Open source packages downloaded an estimated 30,000 times from the PyPI open source repository contained malicious code that surreptitiously stole credit card data and login credentials and injected malicious code on infected machines, researchers said on Thursday.

In a post, researchers Andrey Polkovnichenko, Omer Kaspi, and Shachar Menashe of devops software vendor JFrog said they recently found eight packages in PyPI that carried out a range of malicious activity. Based on searches on https://pepy.tech, a site that provides download stats for Python packages, the researchers estimate the malicious packages were downloaded about 30,000 times.

Systemic threat

The discovery is the latest in a long line of attacks in recent years that abuse the receptivity of open source repositories, which millions of software developers rely on daily. Despite their crucial role, repositories often lack robust security and vetting controls, a weakness that has the potential to cause serious supply chain attacks when developers unknowingly infect themselves or fold malicious code into the software they publish.

“The continued discovery of malicious software packages in popular repositories like PyPI is an alarming trend that can lead to widespread supply chain attacks,” JFrog CTO Asaf Karas wrote in an email. “The ability for attackers to use simple obfuscation techniques to introduce malware means developers have to be concerned and vigilant. This is a systemic threat, and it needs to be actively addressed on several layers, both by the maintainers of software repositories and by the developers.”

The researchers thanked PyPI maintainer Dustin Ingram “for quickly responding and removing the malicious packages” when notified. Ingram didn’t immediately respond to a request for comment.

Different packages from Thursday’s haul carried out different kinds of nefarious activities. Six of them had three payloads, one for harvesting authentication cookies for Discord accounts, a second for extracting any passwords or payment card data stored by browsers, and the third for gathering information about the infected PC, such as IP addresses, computer name, and user name.

The remaining two packages had malware that tries to connect to an attacker-designated IP address on TCP port 9009, and to then execute whatever Python code is available from the socket. It’s not now known what the IP address was or if there was malware hosted on it.

Like most novice Python malware, the packages used only a simple obfuscation such as from Base64 encoders. Here’s a breakdown of the packages:

Package name	Maintainer	Payload
noblesse	xin1111	Discord token stealer, Credit card stealer (Windows-based)
genesisbot	xin1111	Same as noblesse
aryi	xin1111	Same as noblesse
suffer	suffer	Same as noblesse , obfuscated by PyArmor
noblesse2	suffer	Same as noblesse
noblessev2	suffer	Same as noblesse
pytagora	leonora123	Remote code injection
pytagora2	leonora123	Same as pytagora

Karas told me that the first six packages had the ability to infect the developer computer but couldn’t taint the code developers wrote with malware.

“For both the pytagora and pytagora2 packages, which allows code execution on the machine they were installed, this would be possible.” he said in a direct message. “After infecting the development machine, they would allow code execution and then a payload could be downloaded by the attacker that would modify the software projects under development. However, we don’t have evidence that this was actually done.”

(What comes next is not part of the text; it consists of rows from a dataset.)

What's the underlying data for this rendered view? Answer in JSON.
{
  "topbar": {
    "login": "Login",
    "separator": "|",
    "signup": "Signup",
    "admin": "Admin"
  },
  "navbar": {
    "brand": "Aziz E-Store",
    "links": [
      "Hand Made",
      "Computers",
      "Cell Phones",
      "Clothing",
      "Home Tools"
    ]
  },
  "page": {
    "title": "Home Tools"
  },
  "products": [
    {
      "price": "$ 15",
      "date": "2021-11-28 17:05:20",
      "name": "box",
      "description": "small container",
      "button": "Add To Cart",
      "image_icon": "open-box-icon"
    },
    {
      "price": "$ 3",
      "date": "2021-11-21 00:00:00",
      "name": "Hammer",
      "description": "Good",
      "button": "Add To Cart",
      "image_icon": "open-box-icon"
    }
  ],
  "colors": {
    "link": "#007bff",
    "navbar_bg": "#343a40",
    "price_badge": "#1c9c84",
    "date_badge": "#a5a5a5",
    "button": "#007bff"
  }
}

Beware of ‘Frankenstein’ malware packages

Rather than spending days developing code that performs everyday tasks, coders can instead turn to repositories like PyPI, RubyGems, or npm to obtain mature app packages that peers have already developed. Among the 2.7 million packages available on PyPI, for example, are ones developers can use to make apps ​​predict a home’s selling price using data scraped from the Internet, send emails through Amazon’s Simple Email Service, or check open source code for vulnerabilities. PyPI provides packages for software written in Python, while RubyGems and npm provide packages for Ruby and JavaScript apps.

This crucial role makes repositories the ideal setting for supply-chain attacks, which have grown increasingly common using techniques known as typosquatting or dependency confusion.

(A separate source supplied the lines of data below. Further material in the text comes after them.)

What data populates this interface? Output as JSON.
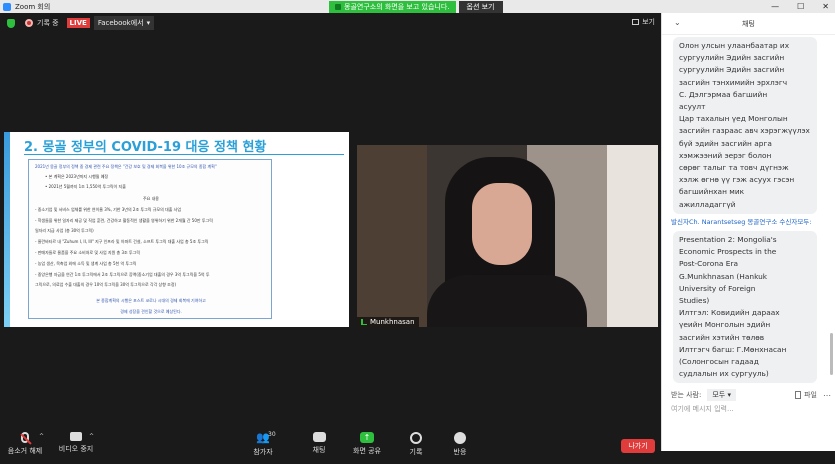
{
  "window": {
    "title": "Zoom 회의",
    "controls": [
      "—",
      "☐",
      "✕"
    ]
  },
  "share_banner": {
    "message": "몽골연구소의 화면을 보고 있습니다.",
    "options_label": "옵션 보기"
  },
  "topbar": {
    "rec_label": "기록 중",
    "live_label": "LIVE",
    "facebook_label": "Facebook에서",
    "view_label": "보기"
  },
  "slide": {
    "title": "2. 몽골 정부의 COVID-19 대응 정책 현황",
    "lines": [
      "2021년 몽골 정부의 정책 중 경제 관련 주요 정책은 \"건강 보호 및 경제 회복을 위한 10조 규모의 종합 계획\"",
      "• 본 계획은 2023년까지 시행될 예정",
      "• 2021년 5월까지 1조 1,550억 투그릭이 지출",
      "주요 내용",
      "- 중소기업 및 서비스 업체를 위한 연이율 3%, 기한 3년의 2조 투그릭 규모의 대출 사업",
      "- 학생들을 위한 일자리 제공 및 직업 훈련, 건강하고 활동적인 생활을 영위하기 위한 2개월 간 50만 투그릭",
      "  일자리 지급 사업 (총 30억 투그릭)",
      "- 울란바타르 내 \"Zuhum I, II, III\" 지구 인프라 및 아파트 건설, 소프트 투그릭 대출 사업 총 5조 투그릭",
      "- 판매자들로 물품을 주요 소비처로 및 사업 지원 총 3조 투그릭",
      "- 농업 생산, 목축업 외에 소득 및 생계 사업 총 5천 억 투그릭",
      "- 중앙은행 자금을 연간 1조 투그릭에서 2조 투그릭으로 증액(중소기업 대출의 경우 3억 투그릭을 5억 투",
      "  그릭으로, 의료업 수출 대출의 경우 10억 투그릭을 30억 투그릭으로 각각 상향 조정)",
      "본 종합계획의 시행은 포스트 코로나 시대의 경제 회복에 기여하고",
      "경제 성장을 견인할 것으로 예상된다."
    ]
  },
  "video": {
    "participant_name": "Munkhnasan"
  },
  "toolbar": {
    "mute": "음소거 해제",
    "video": "비디오 중지",
    "participants": "참가자",
    "participants_count": "30",
    "chat": "채팅",
    "share": "화면 공유",
    "record": "기록",
    "reactions": "반응",
    "leave": "나가기"
  },
  "chat": {
    "title": "채팅",
    "message1_lines": [
      "Олон улсын улаанбаатар их",
      "сургуулийн Эдийн засгийн",
      "сургуулийн Эдийн засгийн",
      "засгийн тэнхимийн эрхлэгч",
      "С. Дэлгэрмаа багшийн",
      "асуулт",
      "Цар тахалын үед Монголын",
      "засгийн газраас авч хэрэгжүүлэх",
      "бүй эдийн засгийн арга",
      "хэмжээний эерэг болон",
      "сөрөг талыг та товч дүгнэж",
      "хэлж өгнө үү гэж асуух гэсэн",
      "багшийнхан мик",
      "ажилладаггүй"
    ],
    "sender2": "발신자Ch. Narantsetseg 몽골연구소 수신자모두:",
    "message2_lines": [
      "Presentation 2: Mongolia's",
      "Economic Prospects in the",
      "Post-Corona Era",
      "G.Munkhnasan (Hankuk",
      "University of Foreign",
      "Studies)",
      "Илтгэл: Ковидийн дараах",
      "үеийн Монголын эдийн",
      "засгийн хэтийн төлөв",
      "Илтгэгч багш: Г.Мөнхнасан",
      "(Солонгосын гадаад",
      "судлалын их сургууль)"
    ],
    "to_label": "받는 사람:",
    "to_value": "모두",
    "file_label": "파일",
    "input_placeholder": "여기에 메시지 입력..."
  },
  "colors": {
    "accent_green": "#2fbf3e",
    "live_red": "#e03c3c",
    "slide_blue": "#2aa0d8"
  }
}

Repository supply-chain attacks date back to at least 2016, when a college student uploaded malicious packages to PyPI. Over a span of several months, his imposter code was executed more than 45,000 times on more than 17,000 separate domains, and more than half the time his code was given all-powerful administrative rights.
Since then, supply-chain attacks have become a regular occurrence for RubyGems and npm.
In recent months, white hat hackers have cooked up a new type of supply-chain attack that works by uploading malicious packages to public code repositories and giving them a name that’s identical to a package stored in the internal repository for a popular piece of software. These so-called dependency confusion attacks have already snared Apple, Microsoft, and 33 other companies.

The JFrog researchers said that, based on the current state of repository security, the Internet is likely to see more attacks in the future.

“Almost all of the code snippets analyzed in this research were based on known public tools, with only a few parameters changed,” they wrote. “The obfuscation was also based on public obfuscators. We expect to see more of these ‘Frankenstein’ malware packages stitched from different attack tools (with changed exfiltration parameters).”